46 Abercorn Place, Winchburgh
INSURANCE COMPANY SUED.
ALLEGED FALSE REPRESENTATIONS.
Winchburgh Case in Linlithgow Sheriff Court.
An interlocutor has been issued by Sheriff Moffatt at Linlithgow in a case in which the British Legal and United Provident Assurance Company, Ltd., were sued by Mrs Helen Haddow, widow, Abercorn Place, Winchburgh, for a sum of £10 13s, being the difference between £9 9s which the company paid to her in respect of the death of her husband and the sum of £20 2s, which she alleged to be due to her under a policy of insurance with the company.
Pursuer stated she was married in December, 1897, to John Haddow, a miner, in the employment of the Oakbank Oil Company. Ltd., first at Tarbrax and then at Winchburgh, who was working for that company until a few days before his death in October, 1917. About the end of June or beginning of July, 1915, the pursuer took out a policy of insurance over her husband's life with defenders for £20 2s, payable at death, and the premium of sixpence a week was paid regularly until her husband's death. Pursuer further stated that several days after her husband's death she was called upon by defenders (??) superintendent, who, she alleges, gave her the £9 9s to account. The superintendent states his company had made investigations, and ascertained that the pursuer's husband had been a "done" man for five years, and that the company did not require to pay anything under the policy. Pursuer denied her husband had been a "done" man for five years, and said that prior to his illness he had been regularly at work for many years. The superintendent, it was alleged, then said he would make a payment of £9 9s meantime, which sum he laid on the table, and that he would go to Edinburgh to see about the balance. Pursuer then signed a paper, the terms of which were not read to her. Had she been aware that this paper was a full discharge of her claim under the policy, she would not have signed it, as she never had any intention of accepting less than the sum of £20 2s, the full amount in the policy.

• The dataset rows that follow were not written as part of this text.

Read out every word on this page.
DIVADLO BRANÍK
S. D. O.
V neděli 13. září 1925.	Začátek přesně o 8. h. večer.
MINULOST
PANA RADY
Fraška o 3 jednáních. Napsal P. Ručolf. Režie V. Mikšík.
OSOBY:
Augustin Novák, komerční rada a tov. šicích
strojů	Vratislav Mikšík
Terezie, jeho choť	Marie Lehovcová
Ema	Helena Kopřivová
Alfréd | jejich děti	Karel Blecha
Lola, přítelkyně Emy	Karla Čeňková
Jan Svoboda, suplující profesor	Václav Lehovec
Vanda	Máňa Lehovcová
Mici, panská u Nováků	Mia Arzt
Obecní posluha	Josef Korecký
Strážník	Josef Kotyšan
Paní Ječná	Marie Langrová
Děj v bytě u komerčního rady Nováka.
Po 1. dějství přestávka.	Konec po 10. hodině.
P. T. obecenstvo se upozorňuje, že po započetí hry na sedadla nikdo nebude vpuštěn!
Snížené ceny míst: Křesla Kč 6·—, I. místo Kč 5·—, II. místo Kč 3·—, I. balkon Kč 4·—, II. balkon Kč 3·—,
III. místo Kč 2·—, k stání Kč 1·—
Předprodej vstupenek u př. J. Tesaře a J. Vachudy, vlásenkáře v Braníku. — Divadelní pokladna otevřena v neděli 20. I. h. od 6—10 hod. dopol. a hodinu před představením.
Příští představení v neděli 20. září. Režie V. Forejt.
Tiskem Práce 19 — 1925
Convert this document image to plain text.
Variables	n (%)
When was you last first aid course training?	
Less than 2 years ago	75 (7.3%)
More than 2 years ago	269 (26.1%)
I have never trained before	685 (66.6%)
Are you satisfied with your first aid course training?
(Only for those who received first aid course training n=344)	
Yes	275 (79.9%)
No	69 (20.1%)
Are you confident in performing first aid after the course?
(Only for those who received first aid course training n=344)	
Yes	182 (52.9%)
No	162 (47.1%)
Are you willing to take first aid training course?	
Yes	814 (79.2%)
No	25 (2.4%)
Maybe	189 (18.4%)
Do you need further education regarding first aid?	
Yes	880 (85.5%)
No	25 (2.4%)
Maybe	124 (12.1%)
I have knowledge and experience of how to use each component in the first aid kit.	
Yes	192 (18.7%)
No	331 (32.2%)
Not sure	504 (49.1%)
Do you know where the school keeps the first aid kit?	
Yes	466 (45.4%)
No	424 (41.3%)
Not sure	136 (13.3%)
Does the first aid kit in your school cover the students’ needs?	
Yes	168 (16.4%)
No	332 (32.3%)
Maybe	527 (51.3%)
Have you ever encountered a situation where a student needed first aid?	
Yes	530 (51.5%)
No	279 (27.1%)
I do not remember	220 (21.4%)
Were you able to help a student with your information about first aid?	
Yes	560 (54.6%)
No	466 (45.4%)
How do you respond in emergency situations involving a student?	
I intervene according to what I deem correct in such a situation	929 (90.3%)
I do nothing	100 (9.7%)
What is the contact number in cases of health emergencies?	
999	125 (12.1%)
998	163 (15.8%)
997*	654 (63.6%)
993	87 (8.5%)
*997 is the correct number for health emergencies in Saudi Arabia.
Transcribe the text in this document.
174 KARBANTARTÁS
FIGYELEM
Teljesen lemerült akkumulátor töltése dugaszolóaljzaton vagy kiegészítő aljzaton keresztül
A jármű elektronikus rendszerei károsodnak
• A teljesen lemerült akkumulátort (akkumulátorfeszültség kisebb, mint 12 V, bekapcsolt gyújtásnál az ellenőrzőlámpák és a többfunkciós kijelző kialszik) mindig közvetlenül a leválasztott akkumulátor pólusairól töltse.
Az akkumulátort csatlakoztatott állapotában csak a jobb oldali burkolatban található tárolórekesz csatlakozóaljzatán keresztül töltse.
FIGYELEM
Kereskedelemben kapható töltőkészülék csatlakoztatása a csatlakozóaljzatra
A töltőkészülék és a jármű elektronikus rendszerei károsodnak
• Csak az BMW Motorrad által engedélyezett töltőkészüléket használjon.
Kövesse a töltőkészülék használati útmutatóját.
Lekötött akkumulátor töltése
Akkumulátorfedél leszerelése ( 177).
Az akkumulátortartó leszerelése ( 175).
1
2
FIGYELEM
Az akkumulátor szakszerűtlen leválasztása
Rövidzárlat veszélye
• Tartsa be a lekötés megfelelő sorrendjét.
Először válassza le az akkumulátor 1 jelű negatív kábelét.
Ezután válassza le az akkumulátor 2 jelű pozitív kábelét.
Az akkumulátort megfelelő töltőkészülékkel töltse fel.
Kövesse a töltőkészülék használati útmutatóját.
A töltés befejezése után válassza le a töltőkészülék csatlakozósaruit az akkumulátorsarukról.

Defenders averred that the death was certified to have resulted from chronic bronchitis and cardiac failure, and as the policy was little more than two years old, they made inquiries as tot eh state of the deceased's health at the time the policy was issued, with the result the determined to repudiate liability in respect that that the contract had been vitiated by misrepresentations contained in the proposal. The pursuer, it was alleged, was informed of this decision and, after an interview between her and her brother-in-law with the defenders superintendent, she accepted the £9 9s in full settlement, and the sum was paid over there and then. It was also averred that both pursuer and her brother-in-law read over the discharge which was given, and the superintendent reminded her before she signed that she was signing for a full settlement.
The Sheriff, who allowed a proof as to what took place when the sum of £9 9s was paid to the pursuer, had found the pursuer did not execute the discharge under essential error, and that the discharge ought not to be set aside. He finds the pursuer liable in expenses to the defenders. In the course of a "note" his Lordship says the whole question in this case was whether the discharge was executed by the pursuer under essential error induced by misrepresentation on the part of the representative of the defenders. After hesitation and with some difficulty he had come to the conclusion that it was not. Pursuer put forward a strong case, but a very strong case must be made out by a party seeking to set aside a solmen(sic) deed signed by herself. The sanctity of tested writs was not to be lightly impugned, and he was not prepared to set aside this tested deed.